When the university caved in to the demands of the young commie (and her well-connected mommy) all hell broke loose. I went to FIRE and they went to the national press. Rush Limbaugh defended me. Neal Boortz defended me. Even Alan Colmes defended me. In the end, the university learned its lesson, right? Wrong.
In the midst of intense national scrutiny, the university modified its email policy to prevent another embarrassing episode. But for every bad policy modified, the university creates another that is guaranteed to encroach on constitutionally protected free speech. Their next handbook snafu would take the form of a “Seahawk Respect Compact.” The assault on free speech was slow and deliberate – but it was an assault nonetheless. It happened in three stages:
1. Initially, asking students to voluntarily sign a respect compact promising to respect others and engage in civil discourse.
2. Next, making signing of the respect compact mandatory.
3. Finally, punishing students with expulsion after two violations of the respect compact.
To illustrate, recently one of my own students was placed on disciplinary probation for violating the Seahawk Respect Compact. His offense was using the term “bullshit” in reference to a university policy. His criticism of the policy was core political speech clearly protected by the First Amendment. But the term “bullshit” was seen as violating the student handbook, specifically the respect compact he was given no choice but to sign.

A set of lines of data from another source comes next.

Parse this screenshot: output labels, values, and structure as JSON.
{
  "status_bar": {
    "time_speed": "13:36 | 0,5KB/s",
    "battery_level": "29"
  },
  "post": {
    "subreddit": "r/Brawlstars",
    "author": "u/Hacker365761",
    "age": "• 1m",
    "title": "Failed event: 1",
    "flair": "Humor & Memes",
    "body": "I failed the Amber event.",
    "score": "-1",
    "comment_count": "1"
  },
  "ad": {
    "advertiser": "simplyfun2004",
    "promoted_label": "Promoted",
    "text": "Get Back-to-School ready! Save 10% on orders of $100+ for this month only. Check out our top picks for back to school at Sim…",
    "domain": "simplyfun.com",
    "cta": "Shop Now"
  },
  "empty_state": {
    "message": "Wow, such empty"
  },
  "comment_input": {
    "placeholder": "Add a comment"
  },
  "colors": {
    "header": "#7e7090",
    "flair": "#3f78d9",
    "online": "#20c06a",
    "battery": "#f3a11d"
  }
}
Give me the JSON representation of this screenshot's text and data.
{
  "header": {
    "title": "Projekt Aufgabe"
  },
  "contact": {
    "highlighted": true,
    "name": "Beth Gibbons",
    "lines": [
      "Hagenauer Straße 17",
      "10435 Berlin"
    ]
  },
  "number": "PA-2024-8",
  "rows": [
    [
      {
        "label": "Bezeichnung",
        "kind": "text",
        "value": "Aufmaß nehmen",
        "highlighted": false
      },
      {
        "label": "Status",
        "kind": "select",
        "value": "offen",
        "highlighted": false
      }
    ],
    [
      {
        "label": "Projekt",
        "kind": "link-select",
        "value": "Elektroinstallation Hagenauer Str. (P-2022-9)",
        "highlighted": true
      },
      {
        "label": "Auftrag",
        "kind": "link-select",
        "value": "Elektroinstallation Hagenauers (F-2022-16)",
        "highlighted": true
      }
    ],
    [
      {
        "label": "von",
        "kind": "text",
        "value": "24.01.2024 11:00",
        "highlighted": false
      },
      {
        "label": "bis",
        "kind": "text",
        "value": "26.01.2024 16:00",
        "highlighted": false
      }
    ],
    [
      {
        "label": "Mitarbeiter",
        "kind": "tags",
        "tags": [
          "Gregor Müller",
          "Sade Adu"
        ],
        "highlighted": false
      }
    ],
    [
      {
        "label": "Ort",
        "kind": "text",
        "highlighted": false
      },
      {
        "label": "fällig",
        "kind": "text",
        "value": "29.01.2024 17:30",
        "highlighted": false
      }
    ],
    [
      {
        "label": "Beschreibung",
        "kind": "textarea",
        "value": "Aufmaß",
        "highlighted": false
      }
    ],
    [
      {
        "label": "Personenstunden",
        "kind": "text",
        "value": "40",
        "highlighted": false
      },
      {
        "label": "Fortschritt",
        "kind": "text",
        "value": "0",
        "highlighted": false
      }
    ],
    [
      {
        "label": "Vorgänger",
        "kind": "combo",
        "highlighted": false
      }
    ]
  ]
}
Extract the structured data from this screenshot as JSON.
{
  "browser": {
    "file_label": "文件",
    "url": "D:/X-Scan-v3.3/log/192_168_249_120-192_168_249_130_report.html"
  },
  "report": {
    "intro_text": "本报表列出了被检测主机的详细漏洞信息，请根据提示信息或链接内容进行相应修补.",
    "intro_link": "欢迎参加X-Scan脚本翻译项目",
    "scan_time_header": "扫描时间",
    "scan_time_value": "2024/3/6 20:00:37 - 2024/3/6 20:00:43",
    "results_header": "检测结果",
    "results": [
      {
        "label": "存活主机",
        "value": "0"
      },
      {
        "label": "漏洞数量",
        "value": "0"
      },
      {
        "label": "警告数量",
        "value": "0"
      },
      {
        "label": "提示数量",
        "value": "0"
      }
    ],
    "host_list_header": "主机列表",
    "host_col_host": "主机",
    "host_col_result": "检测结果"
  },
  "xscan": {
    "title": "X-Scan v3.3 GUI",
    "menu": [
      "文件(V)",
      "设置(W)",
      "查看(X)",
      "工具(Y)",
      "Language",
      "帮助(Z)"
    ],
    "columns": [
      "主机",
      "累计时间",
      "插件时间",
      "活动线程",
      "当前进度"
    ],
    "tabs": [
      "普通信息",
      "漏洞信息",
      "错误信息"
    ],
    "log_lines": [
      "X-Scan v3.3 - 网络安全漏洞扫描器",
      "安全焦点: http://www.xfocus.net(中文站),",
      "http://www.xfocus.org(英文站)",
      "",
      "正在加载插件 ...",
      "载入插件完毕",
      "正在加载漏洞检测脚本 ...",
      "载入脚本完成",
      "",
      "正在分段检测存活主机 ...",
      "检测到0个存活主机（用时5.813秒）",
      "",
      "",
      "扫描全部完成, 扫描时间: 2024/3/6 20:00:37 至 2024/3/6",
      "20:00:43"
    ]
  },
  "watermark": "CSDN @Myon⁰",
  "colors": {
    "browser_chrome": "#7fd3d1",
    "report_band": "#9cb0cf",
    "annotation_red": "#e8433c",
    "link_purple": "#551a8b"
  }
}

It is odd, isn’t it? The university sponsors The Vagina Monologues every single year. And every single year, the play employs terms far more offensive than “vagina.” The words they use are, in my view, far more graphic than the term “bullshit.” So why do they pretend that profanity is banned under the respect compact? You know the answer. It is all part of an organized effort to ban criticism of the university by a) selectively applying policies from the handbook, and then b) pretending that they trump the federal Constitution.
Next semester, in my First Amendment and Crime class I plan to push back against the university’s efforts to trump the First Amendment. I will do so right after the class studies Cohen v. California – a Supreme Court case decided in 1971.
Many students will be surprised to learn that, in Cohen, the Court overturned a disturbing the peace conviction of a man who wore a “f–k the draft” t-shirt inside a Los Angeles courtroom. After we read the decision, I plan to discuss recent university cases attempting to use the respect compact to paper over the U.S. Constitution. The class will certainly ascertain the clear illegality of our respect compact (as applied) in light of Cohen and other important Court decisions.
Next, we will do a little experiment. We will hang posters across campus, which will be adorned with the words “F–k the Respect Compact.” For the record, I do not condone use of the f-bomb. I never use it in conversation and I believe it to be crude and distasteful. But that is not the point of the exercise.
The point of all this should be fairly obvious: we need to put the university in the embarrassing position of using the Seahawk Respect Compact to ban criticism of the Seahawk Respect Compact. This will demonstrate their rank hypocrisy, highlight their constitutional ignorance, and pave the way for a successful First Amendment challenge to one of the university’s most cherished speech codes.
So that is my response to our latest university survey. It really wasn’t necessary to circulate that thing in the first place. 92.3% of statistics are made up on the spot anyway. And about 65% of our universities are run by spineless hypocrites who need to be sued back into the Vietnam era.